There are some dads who have always known, without a doubt, that they wanted to be dads. My husband isn’t one of them. Before getting married, Jar and I never talked about whether or not we wanted to have kids. We both just knew that we needed to be together and take the journey no matter what. For a long time I was convinced that we weren’t meant to be parents, and we both sort of made our peace with that. “You’re my family,” he would tell me.
We spent our five years of marriage and a few years before that in our own little world: traveling, hosting get-togethers, working, dancing around our living room, producing a play together, planting flowers and riding bikes—over the Golden Gate Bridge, down the Venice Beach boardwalk and through Forest Park in our home neighborhood of Queens.
Sometimes we would fight because we’re very different at the core. I’m ambitious, critical and a free spirit. He’s set in his ways, and more of a dreamer than a doer. When it came to the tough stuff—quitting smoking, getting out of debt, health issues—we always succeeded when we tackled it as a team. Like with most couples, life’s challenges made us stronger.

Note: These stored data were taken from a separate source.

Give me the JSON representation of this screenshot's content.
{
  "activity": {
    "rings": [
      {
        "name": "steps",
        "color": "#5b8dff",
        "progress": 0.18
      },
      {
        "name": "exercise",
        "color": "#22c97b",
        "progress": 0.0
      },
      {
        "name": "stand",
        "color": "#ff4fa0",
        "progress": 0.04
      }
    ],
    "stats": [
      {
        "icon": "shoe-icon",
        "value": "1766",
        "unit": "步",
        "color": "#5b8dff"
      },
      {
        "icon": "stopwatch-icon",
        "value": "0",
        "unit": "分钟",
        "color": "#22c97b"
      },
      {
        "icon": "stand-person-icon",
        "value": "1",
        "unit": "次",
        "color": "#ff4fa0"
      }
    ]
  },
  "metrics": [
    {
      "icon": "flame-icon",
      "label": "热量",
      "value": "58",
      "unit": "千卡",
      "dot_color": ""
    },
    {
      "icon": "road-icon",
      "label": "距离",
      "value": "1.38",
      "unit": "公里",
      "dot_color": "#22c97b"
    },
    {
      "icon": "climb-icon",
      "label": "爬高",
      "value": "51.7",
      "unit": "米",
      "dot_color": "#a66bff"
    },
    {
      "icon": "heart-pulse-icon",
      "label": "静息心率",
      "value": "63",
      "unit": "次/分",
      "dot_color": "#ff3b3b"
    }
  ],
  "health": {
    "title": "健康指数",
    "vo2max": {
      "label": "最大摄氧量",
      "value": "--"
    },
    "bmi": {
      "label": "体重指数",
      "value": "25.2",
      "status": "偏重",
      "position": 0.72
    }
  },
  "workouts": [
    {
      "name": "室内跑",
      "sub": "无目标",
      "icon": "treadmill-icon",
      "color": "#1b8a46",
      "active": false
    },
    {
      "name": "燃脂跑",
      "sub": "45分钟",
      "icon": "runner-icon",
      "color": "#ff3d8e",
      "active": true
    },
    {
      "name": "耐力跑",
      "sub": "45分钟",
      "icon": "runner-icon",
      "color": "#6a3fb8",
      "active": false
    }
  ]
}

I am grateful for those years that we spent as a “family of two,” and I wouldn’t trade them for the world. No matter how impatient our family members were for us to have a baby, Gilly arrived at the right time—when our hearts were ready for her. It didn’t matter that we didn’t have the perfect suburban house or the minivan or the nearby grandparents or the means to be a one-income family. And it’s not that we don’t want those things either. We’re simply still figuring it out.
Jar would be the first to tell you that he’s not a “five year plan” type of guy. Though he’s a dedicated employee who’s been with his company for more than 16 years, he doesn’t play the ladder climbing game. He was raised to believe that as long as you had a paying job, you were doing OK. College was never discussed when he was growing up, though he did manage to go as an adult. A couple of years ago, in the middle of one of our “Are we going to have a baby?” talks, Jar confessed that he was scared that he wouldn’t be able to provide for his family in the way that he wanted to. “I’m almost 40 years old and I still don’t know what I want to be when I grow up,” he said.
But all of that changed on December 29, 2009. Because on December 29, 2009, Jar become a father. And when Jar became a father, it became very clear, very quickly, that I was living with a man who had finally found his calling. I think I made the mistake that a lot of people do—thinking that someone’s “life purpose” had to be tied to their career. But here, finally, was his destiny, and she was staring us right in the face. Gilly had Jar’s facial expressions and she fit perfectly in the crook of his arm. Our family of two became a family of three.
After my maternity leave ended, Jar was lucky enough to be able to stay home with Gilly for 8 weeks, thanks to his company’s generous parental leave policy. Those 8 weeks, he said, were the best 8 weeks of his life. He would do “music mornings” where he would introduce our daughter to a different genre or artist—show tunes, classic rock, salsa, and yes, even the Bee Gees. He would swirl her around the living room “dance floor” to the strains of Mr. Bojangles, and then get down on the floor to help her practice her roll-over and sitting skills. He would write down every bottle she drank, take her for walks to the park, sit side-by-side with her on the couch to watch TV, and—my personal favorite—text me pictures of her throughout the day. I loved hearing about their days, and I loved seeing how happy he was being a dad.
These days we’re both back to work full time, so we’re learning how to split parenting down the middle. Jar wakes up early with Gilly in the morning and feeds her breakfast so I can sleep in a little. Then I get her dressed and take her to “school.” He races out of work every day at 5pm so that he can hop on the subway and pick her up before her daycare closes—which is always a stressful feat. Then he gives her dinner while waiting for me to get home. Then I read to her, bathe her, sing to her and give her the last bottle of the day. And so it goes. A true 50/50 team, like we’ve always been.